As writers, as imaginers of what might happen rather than what has, we can see the train-crash in minute detail before it occurs. We know what will be lost, and how. We know the grief, the scars, and while we can see hope, we know how hard it will be to get through it. A reason why most writers of genre fiction are looking at 2016 as a horror year, the year where the nightmares they’ve put down on paper, or have considered writing, came true. It’s then that a writer’s imagination is not a gift, but a curse.

So as an antidote to Trump, and 2016, I wrote a new story, something that would write through my anxieties of this new reality we face; an attempt to ‘work my way through it’. After all, that has been my solution to everything.

And yet it was not a solution. The story I was writing made it worse. A story that was bleak, but offered hope, and yet bummed-me-out from the first word to the last, when I set down to write it recently. Did ‘working my way through it’ help? No, it made me feel much worse. To the point I’ve been through a short-lived spell of depression that has caused me to stop doing the thing I loved for a while, to force me into almost ostrich-like behaviour*.

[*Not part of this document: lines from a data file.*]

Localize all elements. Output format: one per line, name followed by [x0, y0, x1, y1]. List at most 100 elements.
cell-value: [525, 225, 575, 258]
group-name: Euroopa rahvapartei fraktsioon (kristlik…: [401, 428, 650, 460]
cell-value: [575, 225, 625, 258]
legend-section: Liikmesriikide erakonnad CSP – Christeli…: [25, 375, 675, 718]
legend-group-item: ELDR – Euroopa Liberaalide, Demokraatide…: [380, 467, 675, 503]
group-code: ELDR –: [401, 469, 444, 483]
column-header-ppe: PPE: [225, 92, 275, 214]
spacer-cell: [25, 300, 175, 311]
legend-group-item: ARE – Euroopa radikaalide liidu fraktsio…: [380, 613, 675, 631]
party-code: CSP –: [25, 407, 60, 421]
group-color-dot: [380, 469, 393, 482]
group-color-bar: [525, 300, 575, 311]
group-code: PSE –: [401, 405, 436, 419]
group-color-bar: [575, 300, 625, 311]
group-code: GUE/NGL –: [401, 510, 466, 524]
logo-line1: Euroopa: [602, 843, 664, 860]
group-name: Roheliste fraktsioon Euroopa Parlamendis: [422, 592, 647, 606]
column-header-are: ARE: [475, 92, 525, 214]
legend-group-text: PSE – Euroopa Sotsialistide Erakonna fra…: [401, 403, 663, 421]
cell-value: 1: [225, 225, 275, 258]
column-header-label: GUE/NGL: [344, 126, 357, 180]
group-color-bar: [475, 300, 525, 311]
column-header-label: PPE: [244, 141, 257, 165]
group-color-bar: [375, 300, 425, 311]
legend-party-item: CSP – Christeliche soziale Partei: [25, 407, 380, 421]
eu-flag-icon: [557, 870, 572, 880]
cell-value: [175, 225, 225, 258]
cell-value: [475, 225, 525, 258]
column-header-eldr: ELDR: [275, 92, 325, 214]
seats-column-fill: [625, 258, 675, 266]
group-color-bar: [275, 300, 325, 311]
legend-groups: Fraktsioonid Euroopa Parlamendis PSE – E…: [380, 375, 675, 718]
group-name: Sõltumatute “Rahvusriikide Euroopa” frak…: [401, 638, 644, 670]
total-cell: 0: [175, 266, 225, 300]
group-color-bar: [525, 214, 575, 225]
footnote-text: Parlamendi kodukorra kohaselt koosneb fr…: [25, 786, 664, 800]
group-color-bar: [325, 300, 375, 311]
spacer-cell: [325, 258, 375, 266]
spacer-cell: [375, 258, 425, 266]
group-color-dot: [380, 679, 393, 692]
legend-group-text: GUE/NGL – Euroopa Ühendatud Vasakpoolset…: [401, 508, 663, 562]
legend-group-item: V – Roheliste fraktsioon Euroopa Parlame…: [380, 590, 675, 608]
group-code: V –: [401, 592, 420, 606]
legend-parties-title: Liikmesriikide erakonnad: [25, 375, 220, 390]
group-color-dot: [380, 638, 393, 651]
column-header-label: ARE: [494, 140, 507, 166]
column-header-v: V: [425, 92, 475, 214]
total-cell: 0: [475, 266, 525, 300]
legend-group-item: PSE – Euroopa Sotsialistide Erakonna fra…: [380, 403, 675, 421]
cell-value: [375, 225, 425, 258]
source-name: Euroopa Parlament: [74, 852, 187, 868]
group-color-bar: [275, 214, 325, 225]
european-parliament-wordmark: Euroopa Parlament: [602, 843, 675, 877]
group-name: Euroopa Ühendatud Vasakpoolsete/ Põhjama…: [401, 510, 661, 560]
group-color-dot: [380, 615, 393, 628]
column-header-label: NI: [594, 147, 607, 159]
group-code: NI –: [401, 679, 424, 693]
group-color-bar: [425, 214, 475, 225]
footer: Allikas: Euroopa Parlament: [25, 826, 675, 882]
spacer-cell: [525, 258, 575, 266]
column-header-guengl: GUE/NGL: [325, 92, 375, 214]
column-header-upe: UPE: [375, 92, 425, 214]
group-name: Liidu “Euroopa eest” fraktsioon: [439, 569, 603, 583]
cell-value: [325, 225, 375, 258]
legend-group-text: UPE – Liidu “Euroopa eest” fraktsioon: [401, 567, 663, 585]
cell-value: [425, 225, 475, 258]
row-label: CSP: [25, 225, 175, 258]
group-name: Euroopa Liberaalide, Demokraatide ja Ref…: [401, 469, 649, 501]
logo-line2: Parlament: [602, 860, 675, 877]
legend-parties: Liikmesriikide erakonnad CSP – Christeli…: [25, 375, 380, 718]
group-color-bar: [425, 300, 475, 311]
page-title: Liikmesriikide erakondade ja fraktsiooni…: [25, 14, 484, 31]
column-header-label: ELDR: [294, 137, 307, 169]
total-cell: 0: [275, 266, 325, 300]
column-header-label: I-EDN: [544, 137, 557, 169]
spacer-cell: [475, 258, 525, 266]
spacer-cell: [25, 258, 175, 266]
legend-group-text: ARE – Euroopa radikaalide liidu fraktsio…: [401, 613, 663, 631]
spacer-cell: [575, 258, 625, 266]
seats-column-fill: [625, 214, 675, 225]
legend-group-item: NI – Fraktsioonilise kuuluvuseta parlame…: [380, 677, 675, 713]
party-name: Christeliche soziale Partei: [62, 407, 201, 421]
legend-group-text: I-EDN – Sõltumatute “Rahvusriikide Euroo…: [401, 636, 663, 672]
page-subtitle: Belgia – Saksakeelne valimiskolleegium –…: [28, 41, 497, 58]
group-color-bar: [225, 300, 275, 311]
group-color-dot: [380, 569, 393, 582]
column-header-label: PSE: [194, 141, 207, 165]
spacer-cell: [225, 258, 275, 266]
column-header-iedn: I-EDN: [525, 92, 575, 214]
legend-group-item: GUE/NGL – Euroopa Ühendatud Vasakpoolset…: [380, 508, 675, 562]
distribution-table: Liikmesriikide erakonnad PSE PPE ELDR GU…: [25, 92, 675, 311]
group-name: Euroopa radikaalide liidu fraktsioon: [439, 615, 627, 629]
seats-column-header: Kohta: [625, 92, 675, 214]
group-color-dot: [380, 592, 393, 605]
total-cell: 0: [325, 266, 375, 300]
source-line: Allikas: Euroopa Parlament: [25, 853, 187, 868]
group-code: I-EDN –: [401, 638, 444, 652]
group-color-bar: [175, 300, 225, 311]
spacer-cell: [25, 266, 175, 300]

(*I now believe that putting your head in the sand is Nature’s pause, allowing you to get mentally fit in order to deal with the stuff going on above ground, you know?)

You see, I can’t change the world. (Alas, I am an observer and commentator, little more.) I'm not arrogant enough to believe I'm bigger than that, and there lies salvation, because if you can't change the world, there is no burden to do so. 

But what I can do is hope. 
Yeah, I can do that too. There are other brighter souls who can change the world, I believe that. So there are reasons to be optimistic.
Reasons to keep going.
To keep writing.

*


I haven’t looked forward to 2017. I’ll be honest.

But I am glad to see the back of 2016.

The personal loss of a family member at the end of last year has put much into perspective. It has reminded me of my mortality, and I’ve asked myself the question of what is there after this, on more than one occasion. And while not a follower of religion, I do believe there is more, beyond natural self-preservation.

It’s this optimism that is the root of my solution, as it has been in the past. I write through problems because I believe beyond the problem is reward. I work through depression because I know there is something to hope for, to bring happiness. And I will write on through 2017 no matter what it brings because it is just another year. Whether 2017 turns into something from a Philip K. Dick story or not.

Because, what else should we be doing with the time that is given to us, but what we do best?